せん妄総論

精神科

せん妄(delirium)

せん妄とは「因子の存在が急性の脳機能障害を引き起こし意識障害を認める」という状態を指す症候群である。せん妄では夕方~夜間に好発するという日内変動を認めることが多く、夜間に起こるせん妄を夜間せん妄と呼ぶ。

せん妄を引き起こす因子

せん妄を引き起こす因子は準備因子と誘発因子と直接因子に分けられる。

準備因子として高齢者・認知症などが挙げられる。

誘発因子としてICU・疼痛・人工物の体内留置・睡眠覚醒リズムの障害・環境の変化(病室の移動)などが挙げられる。

直接因子として感染症・電解質異常・手術・アルコール離脱症状・抗Parkinson病薬・ベンゾジアゼピン系薬などが挙げられる。

せん妄の予防

せん妄が発症すると患者の生命予後が悪化するので、できる限りせん妄を予防することが求められる。

誘発因子を取り除くとともになるべく患者に日常生活を送ってもらうようにする。家族との面会は予防として有効である。早期離床・早期退院を目指す。

早期離床とは手術や疾患の罹患によって寝たきり状態となってから、できる限り早くベッドから離れることができるようにするという一連のプロセスを指す。

ICUは閉鎖的な特殊空間であり、窓や時計がないので見当識が失われやすかったりモニターの音が大きく睡眠が妨げられやすかったりするのでせん妄を誘発しやすい。

ICUから一般病棟に移動させたり、部屋に時計・カレンダーを置くことで見当識を失わせないように予防する。疼痛管理も重要である。

せん妄の種類

せん妄というと「患者が夜に暴れる」というような過活動型せん妄を想像する人が多いが、実はせん妄にはうつ病と似たような症状を日中に呈するという低活動型せん妄もある。過活動型せん妄と低活動型せん妄が交互に出現する混合型せん妄では見過ごされることが少ないが、低活動型せん妄のみを呈する場合には見過ごされやすくうつ病と間違われることが多いとされ注意が必要である。
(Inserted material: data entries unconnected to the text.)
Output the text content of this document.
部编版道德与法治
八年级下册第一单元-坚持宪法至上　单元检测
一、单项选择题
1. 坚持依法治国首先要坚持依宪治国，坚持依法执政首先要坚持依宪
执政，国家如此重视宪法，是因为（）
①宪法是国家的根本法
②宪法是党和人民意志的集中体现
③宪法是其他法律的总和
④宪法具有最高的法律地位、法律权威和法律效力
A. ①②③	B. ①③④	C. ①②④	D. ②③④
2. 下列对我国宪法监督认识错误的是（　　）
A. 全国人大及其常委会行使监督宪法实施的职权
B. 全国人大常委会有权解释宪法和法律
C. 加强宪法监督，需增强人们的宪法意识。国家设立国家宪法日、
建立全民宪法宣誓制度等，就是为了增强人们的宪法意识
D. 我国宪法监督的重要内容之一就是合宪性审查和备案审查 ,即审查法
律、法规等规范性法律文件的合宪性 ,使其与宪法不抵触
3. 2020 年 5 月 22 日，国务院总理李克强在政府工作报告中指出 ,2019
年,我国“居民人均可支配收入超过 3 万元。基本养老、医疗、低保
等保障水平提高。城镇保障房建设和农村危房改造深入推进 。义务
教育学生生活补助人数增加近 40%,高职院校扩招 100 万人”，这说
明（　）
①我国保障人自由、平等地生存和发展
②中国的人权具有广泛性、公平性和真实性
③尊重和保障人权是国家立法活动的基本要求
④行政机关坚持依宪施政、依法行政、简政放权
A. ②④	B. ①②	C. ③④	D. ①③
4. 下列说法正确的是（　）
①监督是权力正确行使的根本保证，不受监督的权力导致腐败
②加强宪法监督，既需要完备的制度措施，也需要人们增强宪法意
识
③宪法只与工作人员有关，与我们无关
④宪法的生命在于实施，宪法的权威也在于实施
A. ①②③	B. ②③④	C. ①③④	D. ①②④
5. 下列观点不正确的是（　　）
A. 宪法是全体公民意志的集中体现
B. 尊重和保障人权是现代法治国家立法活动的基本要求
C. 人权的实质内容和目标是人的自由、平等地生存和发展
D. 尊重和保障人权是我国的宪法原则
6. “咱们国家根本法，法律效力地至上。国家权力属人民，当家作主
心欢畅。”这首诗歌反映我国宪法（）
因子の存在によって脳内神経系のうち「GABA系の低下+アセチルコリン系の抑制+ドパミン系の亢進」が生じると主に夜間に問題となる過活動型せん妄となり、「GABA系の亢進」が生じると主に日中に問題となる低活動型せん妄となる。

過活動型せん妄では意識障害(見当識障害を含む)・興奮状態・幻覚(感覚器に刺激がないのに知覚が生じる)・錯覚(対象を誤って知覚する)などが起こる。追想は不可能であり、患者はせん妄状態を覚えていない。

せん妄の薬物治療

ドパミン抑制作用を持つ抗精神病薬が過活動型せん妄に対して有効である。

ただし、Lewy小体型認知症では抗精神病薬に対して感受性の亢進を認めるので使用できない。

また、通常ベンゾジアゼピン系薬はせん妄のリスク因子となるが、振戦せん妄に対してはベンゾジアゼピン系薬を治療に用いる。

振戦せん妄

大量飲酒者が急激に飲酒をやめた場合、アルコール離脱症状として振戦せん妄が起こることがある。

振戦せん妄は発汗・粗大な手指振戦・幻視(小動物幻視が多い)・精神運動の興奮(不安を伴い「ものすごく不安である」と訴える)などの症状が出る。

治療はビタミンを含む輸液で脱水とビタミンB1欠乏を解消して、ベンゾジアゼピン系薬(ジアゼパムなど)を用いる。